A nossa primeiríssima bandeira, a de Dom Afonso Henriques, a da nossa Fundação, era um singelo pano branco com uma cruz azul celeste no meio. Não tínhamos então muito de que nos gabar ou exibir e pegávamos no que mais estava em moda no que toca a bandeiras. Basta ver o que por aí vai de crucificações nas bandeiras das nações da época. Depois, à custa de muita sarrafusca e guerrilhas com sarracenos e castelhanos lá arranjámos as tais quinas e castelos com que engalanar o estandarte. E mais tarde, à custa de Índias, Áfricas e Brasis, lá viria também a tal esfera armilar, que de tão intrincada que é haveria de valer passados tempos bué de negativas em Desenho nas escolas portuguesas.
Jean Némar, meu comparsa e confessor, que quando lhe convém se faz convenientemente passar pelo estrangeiro que não é, assegura-me que num breve inquérito que fez à sua volta nenhum dos portugueses inquiridos soube explicar (e muito menos desenhar!) a consagrada esfera armilar da bandeira. A fonte será suspeita, mas olhem que a conclusão é capaz de não andar muito longe da verdade.
Uma coisa é certa: sem mouros a combater, sem castelhanos a guerrear, idos os fumos da Índia, derretidos os ouros do Brasil, de que grandes feitos podemos hoje gabar-nos? Que glórias cantaremos? Que fará a Europa bradar à terra inteira que Portugal não pereceu?
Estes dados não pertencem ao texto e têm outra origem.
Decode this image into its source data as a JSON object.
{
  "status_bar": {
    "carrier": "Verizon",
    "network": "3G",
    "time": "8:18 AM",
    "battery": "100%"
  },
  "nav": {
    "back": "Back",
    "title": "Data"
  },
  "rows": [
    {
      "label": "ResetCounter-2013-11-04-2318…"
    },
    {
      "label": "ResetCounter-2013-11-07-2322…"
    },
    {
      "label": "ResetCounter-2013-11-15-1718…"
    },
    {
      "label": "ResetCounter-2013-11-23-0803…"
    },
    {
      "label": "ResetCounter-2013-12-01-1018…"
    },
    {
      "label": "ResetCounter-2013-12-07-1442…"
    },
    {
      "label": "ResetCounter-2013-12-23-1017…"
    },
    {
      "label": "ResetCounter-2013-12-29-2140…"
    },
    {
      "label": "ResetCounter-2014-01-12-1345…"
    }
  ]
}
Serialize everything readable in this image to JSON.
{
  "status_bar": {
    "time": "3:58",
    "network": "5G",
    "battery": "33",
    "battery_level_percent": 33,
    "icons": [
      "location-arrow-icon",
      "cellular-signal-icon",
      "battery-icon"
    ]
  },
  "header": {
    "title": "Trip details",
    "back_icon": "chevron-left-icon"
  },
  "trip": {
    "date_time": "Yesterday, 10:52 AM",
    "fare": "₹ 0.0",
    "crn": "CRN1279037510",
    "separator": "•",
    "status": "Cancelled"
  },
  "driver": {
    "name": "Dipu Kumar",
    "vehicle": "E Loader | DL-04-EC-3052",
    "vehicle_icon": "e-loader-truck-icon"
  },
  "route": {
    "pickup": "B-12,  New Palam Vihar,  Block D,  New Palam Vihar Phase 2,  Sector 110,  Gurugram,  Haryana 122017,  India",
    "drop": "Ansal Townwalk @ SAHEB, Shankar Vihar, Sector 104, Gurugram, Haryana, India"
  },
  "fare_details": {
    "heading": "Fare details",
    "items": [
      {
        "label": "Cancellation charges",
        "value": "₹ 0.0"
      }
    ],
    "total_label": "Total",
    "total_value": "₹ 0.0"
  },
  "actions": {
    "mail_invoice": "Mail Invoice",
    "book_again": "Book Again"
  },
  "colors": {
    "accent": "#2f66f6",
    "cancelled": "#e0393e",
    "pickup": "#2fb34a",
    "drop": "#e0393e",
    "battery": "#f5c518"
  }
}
Os nossos egrégios avós que haviam de guiar-nos, a marchar marchar, contra os bretões, deixaram-nos, afinal, de crista baixa, entre as trincheiras enlameadas da Flandres e com a caminhada cabisbaixa de cinquenta anos a calar a desgraça. E é muito possível que a grande gesta do nosso tempo seja mais, afinal, a que nos emigrou daqui para fora sem armas nem bagagens por esses Pirinéus distantes até franças e araganças, que não teriam pimenta nem canela, mas tinham vacanças e segurança social.
Hoje, sem Condestáveis, sem Gamas, sem Albuquerques, sem qualquer Luís Vaz que se veja, porque não haveremos nós de cantar, hoje, os varões e os feitos que, hoje, mostram ao mundo o esplendor de Portugal? Por esse mundo fora, sem sequer saberem onde fica Portugal, com que palavras nos saúdam os que nos recebem? Pois é: Eusébio! Figo! Pauleta! Ronaldo!… Talvez que os putos da Graça de que falei à entrada não estranhassem muito se vissem o Presidente no 10 de Junho condecorar os melhores marcadores do ano. Quem diz 10 de junho, diz outra data julgada mais apropriada, como a proposta pelo Ederzito que marcou o golo que nos valeu o título de campeão europeu em 2016. Assim como não estranharão ver esses ínclitos goleadores ombrear no Panteão Nacional com as nossas passadas glórias das Letras, das Artes e das Guerras. Pensarão – talvez com razão – que um Eusébio de hoje vale bem um Dom Fuas de outros tempos.
Não sei é se uma bandeira de bola ao centro poderia alguma vez inspirar a lealdade e a bravura de que deu mostras o porta-estandarte Duarte de Almeida, em 1476, na batalha do Toro. Tampouco sei se ainda hoje é assim que ele aparece nos manuais escolares, mas há toda uma geração que provavelmente nunca mais apagará da lembrança a imagem ensanguentada do bravo alferes que, depois de lhe deceparem a mão direita com que empunhava a bandeira, a agarrou com a mão esquerda e que depois de lhe deceparem também essa, «desesperado, toma o estandarte nos dentes, e rasgado, despedaçado, os olhos em fogo, resiste ainda, resiste sempre» até cair morto sob as lançadas dos castelhanos que então caíram sobre ele.
Com menos sangue, e talvez por isso menos memorável, o que temos hoje são coisas como a imagem, que vi já não sei onde, de um pastor que, de bandeira em punho, na solidão dos campos onde pastam as ovelhas, ouve num transístor o relato da final do Euro 2016.
Ou então, vá lá, talvez dê ainda para encontrar o equivalente possível do alferes de outras eras no homem que, depois de cancelado o desfile do 25 de Abril durante o Covid, sobe solitário a avenida da Liberdade em Lisboa de bandeira nacional ao ombro.